I want to say something about Thomas that I do not know how to say. He is nine years old. I know very little about what he is like — only what I have been able to learn from —————your letters, which were not written for that purpose and which I have therefore read very carefully for anything that might ——— incidentally ———— describe him. He likes ———————. He is ——————. I think, from what you wrote in the —— letter, that he is kind. I hope he is kind. Kindness seems to me the one quality that makes everything else ——————.
I am writing this because I want there to be something. Some record, however inadequate, of the fact that I knew about him and that I ———thought about him and that I ———————. I do not expect this letter to be kept. I do not expect ——————————.
[Reconstruction, E.V.: Three lines are legible in fragments at the lower edge before the fire takes the remainder. The fragments read, in sequence: "the land will still be" — possibly a reference to the family motto — followed by something which may be "Thomas" or may be a word of similar length — and finally, in the last legible line, what appears to be "I am sorry". The final line is the most clearly written. It was written last.]
I spent three sessions with Letter II under the multispectral imager before I was satisfied that I had recovered everything recoverable. The burn is deliberate — the char pattern shows the paper was held by one corner and the flame applied to the opposite corner, which is not how accidental fire damage looks. Someone burned it, partially, and then stopped. Or someone began to burn it and changed their mind. I don't know which. The fact that it was kept, in the condition it was in, alongside the complete letter, inside a sealed sheet, inside a deed-box that Edmund Hale apparently left no instructions about — I find I keep returning to the word kept. He kept it.

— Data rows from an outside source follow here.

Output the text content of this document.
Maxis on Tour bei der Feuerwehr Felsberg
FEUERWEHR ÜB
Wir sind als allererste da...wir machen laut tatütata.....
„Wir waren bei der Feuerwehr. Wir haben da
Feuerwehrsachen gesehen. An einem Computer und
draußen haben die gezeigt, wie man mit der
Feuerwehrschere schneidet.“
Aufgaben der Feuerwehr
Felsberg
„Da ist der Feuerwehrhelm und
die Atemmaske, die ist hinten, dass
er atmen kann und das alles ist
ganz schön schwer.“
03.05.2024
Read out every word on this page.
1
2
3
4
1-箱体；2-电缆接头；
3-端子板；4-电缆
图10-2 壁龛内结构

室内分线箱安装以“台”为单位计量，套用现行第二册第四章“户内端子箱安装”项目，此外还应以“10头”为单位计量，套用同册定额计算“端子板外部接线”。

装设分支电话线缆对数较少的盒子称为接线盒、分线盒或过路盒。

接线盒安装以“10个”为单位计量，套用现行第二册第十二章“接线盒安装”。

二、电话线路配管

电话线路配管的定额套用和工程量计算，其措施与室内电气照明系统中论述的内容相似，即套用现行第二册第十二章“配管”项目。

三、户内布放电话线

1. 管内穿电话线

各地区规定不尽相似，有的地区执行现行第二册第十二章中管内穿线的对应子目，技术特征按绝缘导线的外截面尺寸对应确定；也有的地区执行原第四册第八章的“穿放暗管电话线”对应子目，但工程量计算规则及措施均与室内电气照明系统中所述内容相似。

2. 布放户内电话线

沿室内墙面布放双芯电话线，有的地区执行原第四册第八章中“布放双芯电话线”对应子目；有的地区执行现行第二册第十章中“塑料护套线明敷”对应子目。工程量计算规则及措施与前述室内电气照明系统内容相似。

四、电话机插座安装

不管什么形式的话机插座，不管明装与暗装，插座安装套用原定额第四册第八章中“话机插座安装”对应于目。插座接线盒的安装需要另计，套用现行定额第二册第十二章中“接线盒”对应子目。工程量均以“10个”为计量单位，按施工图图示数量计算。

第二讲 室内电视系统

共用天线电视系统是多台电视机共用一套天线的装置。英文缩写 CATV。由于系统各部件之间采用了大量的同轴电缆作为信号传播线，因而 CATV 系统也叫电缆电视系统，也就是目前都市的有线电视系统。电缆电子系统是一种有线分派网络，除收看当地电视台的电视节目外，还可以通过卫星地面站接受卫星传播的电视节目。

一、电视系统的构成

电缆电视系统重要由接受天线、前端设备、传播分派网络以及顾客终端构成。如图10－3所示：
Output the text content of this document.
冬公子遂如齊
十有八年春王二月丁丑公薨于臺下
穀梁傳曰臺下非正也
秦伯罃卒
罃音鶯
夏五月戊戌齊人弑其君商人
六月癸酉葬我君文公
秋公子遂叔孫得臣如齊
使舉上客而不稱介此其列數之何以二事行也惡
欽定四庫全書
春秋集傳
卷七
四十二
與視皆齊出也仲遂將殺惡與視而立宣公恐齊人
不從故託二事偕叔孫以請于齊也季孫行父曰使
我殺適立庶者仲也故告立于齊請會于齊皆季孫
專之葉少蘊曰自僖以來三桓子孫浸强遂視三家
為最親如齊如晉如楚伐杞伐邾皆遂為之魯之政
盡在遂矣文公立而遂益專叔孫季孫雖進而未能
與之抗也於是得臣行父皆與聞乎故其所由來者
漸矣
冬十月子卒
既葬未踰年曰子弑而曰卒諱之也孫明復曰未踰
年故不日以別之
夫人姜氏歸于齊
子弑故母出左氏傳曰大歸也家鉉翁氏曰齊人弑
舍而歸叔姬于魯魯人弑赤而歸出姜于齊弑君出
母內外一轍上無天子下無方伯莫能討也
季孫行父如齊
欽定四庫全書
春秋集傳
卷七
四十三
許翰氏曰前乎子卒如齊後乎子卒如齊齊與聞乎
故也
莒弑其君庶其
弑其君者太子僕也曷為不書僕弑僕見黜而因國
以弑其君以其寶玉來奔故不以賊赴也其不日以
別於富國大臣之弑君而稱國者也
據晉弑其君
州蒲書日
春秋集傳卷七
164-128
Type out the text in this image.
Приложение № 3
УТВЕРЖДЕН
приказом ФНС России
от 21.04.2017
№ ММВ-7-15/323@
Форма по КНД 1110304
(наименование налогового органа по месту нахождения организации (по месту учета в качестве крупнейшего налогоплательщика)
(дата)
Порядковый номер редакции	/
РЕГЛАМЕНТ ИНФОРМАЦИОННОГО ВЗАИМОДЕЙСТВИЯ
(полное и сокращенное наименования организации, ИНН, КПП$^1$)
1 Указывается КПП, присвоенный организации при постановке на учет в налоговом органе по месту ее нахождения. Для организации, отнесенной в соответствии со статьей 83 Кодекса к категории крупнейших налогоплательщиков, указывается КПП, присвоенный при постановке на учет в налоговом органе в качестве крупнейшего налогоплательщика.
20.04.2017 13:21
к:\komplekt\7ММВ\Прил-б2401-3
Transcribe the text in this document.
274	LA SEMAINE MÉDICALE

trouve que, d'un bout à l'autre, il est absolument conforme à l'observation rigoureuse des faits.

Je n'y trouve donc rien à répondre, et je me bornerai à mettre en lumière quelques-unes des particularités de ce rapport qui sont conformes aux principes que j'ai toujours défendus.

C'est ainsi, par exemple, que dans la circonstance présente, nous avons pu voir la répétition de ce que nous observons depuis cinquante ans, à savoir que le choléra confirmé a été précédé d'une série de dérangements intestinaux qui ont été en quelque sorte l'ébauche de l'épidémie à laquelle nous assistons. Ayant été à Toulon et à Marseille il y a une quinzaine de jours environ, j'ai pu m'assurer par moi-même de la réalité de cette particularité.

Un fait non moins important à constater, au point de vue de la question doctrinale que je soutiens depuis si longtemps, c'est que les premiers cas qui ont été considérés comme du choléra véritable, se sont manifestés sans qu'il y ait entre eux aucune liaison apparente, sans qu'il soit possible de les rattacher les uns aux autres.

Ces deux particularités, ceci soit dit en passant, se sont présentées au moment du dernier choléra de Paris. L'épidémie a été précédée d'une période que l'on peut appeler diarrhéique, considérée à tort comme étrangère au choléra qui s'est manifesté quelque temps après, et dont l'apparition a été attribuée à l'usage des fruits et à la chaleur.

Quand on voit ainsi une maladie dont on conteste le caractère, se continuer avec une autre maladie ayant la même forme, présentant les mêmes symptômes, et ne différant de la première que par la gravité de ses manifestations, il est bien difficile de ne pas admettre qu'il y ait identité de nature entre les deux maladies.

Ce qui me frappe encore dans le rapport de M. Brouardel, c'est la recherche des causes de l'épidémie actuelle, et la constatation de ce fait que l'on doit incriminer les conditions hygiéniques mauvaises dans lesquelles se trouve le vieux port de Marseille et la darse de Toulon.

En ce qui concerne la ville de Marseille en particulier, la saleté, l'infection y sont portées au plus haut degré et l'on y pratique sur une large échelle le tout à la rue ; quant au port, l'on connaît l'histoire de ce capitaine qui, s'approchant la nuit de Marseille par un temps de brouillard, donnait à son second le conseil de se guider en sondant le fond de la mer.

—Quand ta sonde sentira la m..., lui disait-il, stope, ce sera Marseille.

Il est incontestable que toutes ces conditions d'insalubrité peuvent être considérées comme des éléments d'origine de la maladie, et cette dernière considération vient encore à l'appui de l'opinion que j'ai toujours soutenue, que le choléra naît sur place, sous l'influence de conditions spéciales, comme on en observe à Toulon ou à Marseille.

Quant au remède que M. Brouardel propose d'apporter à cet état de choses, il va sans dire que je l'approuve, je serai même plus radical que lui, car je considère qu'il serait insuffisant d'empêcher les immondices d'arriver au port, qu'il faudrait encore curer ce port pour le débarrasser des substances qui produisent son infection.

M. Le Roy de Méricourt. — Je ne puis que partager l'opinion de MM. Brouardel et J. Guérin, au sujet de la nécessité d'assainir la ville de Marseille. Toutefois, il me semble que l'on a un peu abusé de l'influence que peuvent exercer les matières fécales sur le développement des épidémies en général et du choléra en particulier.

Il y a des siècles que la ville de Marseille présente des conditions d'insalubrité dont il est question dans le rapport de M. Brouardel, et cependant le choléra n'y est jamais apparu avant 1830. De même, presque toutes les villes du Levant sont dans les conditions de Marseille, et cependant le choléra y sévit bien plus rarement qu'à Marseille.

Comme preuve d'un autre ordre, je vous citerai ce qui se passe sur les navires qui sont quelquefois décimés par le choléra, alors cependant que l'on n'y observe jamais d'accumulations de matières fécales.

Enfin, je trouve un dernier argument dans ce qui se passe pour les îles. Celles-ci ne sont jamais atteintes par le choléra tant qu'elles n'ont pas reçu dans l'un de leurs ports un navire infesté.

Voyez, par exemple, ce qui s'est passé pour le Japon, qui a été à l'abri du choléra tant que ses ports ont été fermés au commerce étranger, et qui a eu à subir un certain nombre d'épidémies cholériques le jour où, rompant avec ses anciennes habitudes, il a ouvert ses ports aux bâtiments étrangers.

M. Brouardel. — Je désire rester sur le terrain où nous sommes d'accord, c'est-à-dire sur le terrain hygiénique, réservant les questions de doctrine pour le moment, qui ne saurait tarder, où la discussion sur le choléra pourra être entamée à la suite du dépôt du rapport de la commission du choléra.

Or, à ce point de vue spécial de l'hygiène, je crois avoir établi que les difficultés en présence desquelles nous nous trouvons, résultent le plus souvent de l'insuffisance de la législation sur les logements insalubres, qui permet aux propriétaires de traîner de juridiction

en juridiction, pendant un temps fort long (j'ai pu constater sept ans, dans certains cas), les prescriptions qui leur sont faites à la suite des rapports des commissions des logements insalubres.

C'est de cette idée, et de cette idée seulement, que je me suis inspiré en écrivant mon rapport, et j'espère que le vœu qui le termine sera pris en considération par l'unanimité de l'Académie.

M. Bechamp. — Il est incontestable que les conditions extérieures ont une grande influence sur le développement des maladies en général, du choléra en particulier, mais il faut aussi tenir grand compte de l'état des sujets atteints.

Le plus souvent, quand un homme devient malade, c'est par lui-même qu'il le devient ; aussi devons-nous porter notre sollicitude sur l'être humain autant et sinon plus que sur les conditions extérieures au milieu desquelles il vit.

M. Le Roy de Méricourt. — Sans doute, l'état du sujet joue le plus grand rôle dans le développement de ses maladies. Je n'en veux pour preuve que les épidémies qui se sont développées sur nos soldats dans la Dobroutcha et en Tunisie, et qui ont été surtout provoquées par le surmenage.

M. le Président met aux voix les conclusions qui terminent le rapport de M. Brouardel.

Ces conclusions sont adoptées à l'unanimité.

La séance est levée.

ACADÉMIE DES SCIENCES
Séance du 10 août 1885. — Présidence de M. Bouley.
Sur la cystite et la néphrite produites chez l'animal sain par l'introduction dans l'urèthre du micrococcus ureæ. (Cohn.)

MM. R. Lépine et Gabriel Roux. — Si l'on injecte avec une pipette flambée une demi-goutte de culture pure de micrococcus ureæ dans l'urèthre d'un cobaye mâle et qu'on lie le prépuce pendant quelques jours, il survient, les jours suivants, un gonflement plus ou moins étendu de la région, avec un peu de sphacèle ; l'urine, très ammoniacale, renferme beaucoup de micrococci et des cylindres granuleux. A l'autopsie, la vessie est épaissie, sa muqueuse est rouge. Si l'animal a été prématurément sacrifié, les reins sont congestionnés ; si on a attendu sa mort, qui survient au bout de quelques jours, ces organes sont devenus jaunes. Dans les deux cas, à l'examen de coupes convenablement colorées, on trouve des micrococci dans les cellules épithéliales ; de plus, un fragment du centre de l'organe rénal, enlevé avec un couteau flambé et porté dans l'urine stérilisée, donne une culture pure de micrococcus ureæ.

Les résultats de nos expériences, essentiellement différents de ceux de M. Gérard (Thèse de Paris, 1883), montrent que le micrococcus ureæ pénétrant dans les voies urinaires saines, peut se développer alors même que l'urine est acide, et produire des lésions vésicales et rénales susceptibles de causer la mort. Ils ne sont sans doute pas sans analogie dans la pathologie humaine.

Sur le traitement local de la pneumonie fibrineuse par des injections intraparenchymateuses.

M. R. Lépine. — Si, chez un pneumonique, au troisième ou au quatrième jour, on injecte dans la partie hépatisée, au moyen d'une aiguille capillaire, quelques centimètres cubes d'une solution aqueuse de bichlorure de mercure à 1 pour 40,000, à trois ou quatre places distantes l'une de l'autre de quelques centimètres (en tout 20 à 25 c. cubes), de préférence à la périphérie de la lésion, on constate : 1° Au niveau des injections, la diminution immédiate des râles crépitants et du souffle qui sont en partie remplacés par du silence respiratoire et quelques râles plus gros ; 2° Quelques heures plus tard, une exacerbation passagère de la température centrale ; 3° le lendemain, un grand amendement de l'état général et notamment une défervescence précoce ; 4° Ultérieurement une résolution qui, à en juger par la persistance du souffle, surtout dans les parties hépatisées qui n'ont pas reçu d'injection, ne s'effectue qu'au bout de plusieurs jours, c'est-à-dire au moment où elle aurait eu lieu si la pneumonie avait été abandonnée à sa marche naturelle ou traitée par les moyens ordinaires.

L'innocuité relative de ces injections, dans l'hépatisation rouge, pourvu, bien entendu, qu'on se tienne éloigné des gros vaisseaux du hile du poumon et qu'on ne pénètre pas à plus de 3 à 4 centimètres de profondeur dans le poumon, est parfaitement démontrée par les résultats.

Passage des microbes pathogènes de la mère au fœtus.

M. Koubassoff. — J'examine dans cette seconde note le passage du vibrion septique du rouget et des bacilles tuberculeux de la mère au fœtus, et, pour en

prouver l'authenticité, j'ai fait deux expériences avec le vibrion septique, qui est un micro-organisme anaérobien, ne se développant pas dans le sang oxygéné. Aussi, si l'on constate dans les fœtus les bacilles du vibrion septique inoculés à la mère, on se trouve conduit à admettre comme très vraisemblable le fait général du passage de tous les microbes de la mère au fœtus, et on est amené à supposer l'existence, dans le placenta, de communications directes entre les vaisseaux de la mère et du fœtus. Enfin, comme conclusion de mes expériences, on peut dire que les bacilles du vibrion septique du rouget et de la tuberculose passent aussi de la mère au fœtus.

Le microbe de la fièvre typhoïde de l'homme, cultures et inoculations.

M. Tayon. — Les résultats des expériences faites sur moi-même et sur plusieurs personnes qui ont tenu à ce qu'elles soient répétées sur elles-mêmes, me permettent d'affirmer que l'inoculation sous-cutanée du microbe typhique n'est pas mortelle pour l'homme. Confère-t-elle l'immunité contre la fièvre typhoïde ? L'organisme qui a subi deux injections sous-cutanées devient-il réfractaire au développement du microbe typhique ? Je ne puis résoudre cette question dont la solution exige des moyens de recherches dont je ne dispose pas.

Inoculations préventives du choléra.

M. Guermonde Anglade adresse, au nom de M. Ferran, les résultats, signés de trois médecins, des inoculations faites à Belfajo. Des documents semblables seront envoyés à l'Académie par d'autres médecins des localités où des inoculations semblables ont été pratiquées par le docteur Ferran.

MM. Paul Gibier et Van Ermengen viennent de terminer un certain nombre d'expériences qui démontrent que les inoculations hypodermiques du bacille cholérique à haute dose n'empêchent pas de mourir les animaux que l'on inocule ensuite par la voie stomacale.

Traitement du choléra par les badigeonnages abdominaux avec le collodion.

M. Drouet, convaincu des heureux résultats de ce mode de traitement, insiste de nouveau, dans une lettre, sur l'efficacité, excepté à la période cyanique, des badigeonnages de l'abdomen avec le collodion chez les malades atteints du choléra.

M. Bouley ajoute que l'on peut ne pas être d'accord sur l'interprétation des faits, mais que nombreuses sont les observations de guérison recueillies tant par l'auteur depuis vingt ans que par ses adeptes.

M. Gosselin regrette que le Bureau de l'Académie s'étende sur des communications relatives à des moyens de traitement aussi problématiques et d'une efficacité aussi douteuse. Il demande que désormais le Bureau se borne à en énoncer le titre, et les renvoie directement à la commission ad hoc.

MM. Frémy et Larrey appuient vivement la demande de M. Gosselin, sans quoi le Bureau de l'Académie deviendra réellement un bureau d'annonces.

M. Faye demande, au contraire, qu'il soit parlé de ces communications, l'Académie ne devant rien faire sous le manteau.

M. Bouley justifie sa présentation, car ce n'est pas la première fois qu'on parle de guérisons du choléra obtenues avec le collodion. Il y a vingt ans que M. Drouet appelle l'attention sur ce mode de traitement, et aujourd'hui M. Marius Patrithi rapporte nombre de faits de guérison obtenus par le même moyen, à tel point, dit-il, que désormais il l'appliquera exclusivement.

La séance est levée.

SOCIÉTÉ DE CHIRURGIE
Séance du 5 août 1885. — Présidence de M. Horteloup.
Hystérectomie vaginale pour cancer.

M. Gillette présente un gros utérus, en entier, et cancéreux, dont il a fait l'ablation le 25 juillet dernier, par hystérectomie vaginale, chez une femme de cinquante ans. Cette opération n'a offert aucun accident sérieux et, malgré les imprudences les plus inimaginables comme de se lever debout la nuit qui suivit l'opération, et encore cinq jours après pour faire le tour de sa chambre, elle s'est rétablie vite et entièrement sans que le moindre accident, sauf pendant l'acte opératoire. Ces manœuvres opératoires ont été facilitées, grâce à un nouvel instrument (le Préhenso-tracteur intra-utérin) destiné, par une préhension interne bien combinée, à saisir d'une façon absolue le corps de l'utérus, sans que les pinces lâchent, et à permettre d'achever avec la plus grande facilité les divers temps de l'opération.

I have rendered the burned passages as lacunae rather than leaving them blank, because I thought the shape of the gaps was part of the document. I have been careful to distinguish between what I can read under the imager and what I am inferring. The three final fragments — the land will still be, what may be Thomas's name, I am sorry — are the imager's reading, not mine. I am recording this distinction because I think it matters which of us is responsible for what.
Neither letter has an addressee. The editors believe they were written to Clara Marsh. This is an inference based on the content. It is possible we are wrong. I note that it is also possible that they were not written to be sent to anyone, and that Edmund Hale wrote them to himself. I have thought about this often. I think, on balance, that he meant to send them. I think he could not. I think kept was what was left when sending became impossible.